The design and simulation of a computer consisting of 64k associative processing elements (APEs), each of which contains 32 one-bit arithmetic/associative logic units (A2LUs), are described. For 32-bit floating-point multiplication, a simulated rate of 3671 MFLOPS is reported, giving 57 kFLOPS per APE. By contrast, the massively parallel processor (MPP) reported 291 MFLOPS for 32-bit floating-point multiplication on a machine with 16k one-bit processing elements. The integration of 32 A2LUs into one APE is described in connection with associative and arithmetic operations. Carry propagation across the 32 A2LUs is one bit at a time, implying carry-save techniques for fast multiplication. As in hardware implementations of carry-save multipliers, this results in an operation time that is O ( m ) in the number m of bits in a number rather than O ( m 2 ).

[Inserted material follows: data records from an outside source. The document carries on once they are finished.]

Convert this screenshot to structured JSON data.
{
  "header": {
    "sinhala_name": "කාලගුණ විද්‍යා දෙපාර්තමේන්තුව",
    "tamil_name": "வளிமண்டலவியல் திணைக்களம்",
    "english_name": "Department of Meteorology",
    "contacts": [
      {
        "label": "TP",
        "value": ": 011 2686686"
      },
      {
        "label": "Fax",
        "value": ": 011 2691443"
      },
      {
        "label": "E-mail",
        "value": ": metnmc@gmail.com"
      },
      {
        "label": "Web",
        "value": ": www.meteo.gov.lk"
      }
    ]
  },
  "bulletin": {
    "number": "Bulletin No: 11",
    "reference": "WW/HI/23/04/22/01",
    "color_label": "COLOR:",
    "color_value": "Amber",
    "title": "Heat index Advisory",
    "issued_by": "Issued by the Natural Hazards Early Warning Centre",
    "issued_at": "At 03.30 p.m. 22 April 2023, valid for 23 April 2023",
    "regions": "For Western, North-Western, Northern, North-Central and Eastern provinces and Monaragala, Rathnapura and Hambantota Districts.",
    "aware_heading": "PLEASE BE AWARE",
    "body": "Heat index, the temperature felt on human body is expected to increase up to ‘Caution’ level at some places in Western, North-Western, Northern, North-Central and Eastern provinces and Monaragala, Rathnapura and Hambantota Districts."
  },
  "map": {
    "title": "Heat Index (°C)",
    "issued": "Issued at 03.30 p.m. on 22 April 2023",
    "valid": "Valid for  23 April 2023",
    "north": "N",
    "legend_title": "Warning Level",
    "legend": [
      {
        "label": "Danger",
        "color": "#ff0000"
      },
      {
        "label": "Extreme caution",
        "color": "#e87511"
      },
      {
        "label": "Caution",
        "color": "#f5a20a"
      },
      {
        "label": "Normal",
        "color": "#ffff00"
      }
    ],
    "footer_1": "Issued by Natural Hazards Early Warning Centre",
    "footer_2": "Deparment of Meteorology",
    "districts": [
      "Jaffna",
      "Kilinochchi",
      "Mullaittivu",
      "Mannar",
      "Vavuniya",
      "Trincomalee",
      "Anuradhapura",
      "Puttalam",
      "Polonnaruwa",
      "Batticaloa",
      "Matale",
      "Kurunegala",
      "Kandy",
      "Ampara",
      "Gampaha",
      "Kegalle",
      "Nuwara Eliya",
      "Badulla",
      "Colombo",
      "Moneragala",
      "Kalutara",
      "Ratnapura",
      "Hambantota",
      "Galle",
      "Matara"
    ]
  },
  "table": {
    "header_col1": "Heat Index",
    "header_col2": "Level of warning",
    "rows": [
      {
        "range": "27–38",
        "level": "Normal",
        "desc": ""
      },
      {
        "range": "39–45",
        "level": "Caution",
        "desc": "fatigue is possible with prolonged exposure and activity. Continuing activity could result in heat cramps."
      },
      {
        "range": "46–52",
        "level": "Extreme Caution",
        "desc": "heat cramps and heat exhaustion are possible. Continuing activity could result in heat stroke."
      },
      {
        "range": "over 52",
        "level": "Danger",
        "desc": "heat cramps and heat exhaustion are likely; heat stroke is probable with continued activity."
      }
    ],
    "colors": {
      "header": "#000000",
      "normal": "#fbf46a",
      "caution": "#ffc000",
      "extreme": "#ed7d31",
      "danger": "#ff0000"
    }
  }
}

Section 3 describes the primitive operation set of the A2LU, and subsequent sections exhibit algorithms for addition, subtraction, multiplication, matrix multiplication, and fast Fourier transform using this set. Associative operations are described only briefly because the emphasis of the paper is on adapting the “classical model” of an associative processor to the support of high-speed arithmetic.
The material is well organized and the writing good, making the paper suitable as an introduction for those who have not considered arithmetic operations on machines consisting of large arrays of one-bit ALUs. Those who have dealt with machines such as the STARAN, DAP, MPP, or Connection Machine at the one-bit processor level will find the material familiar.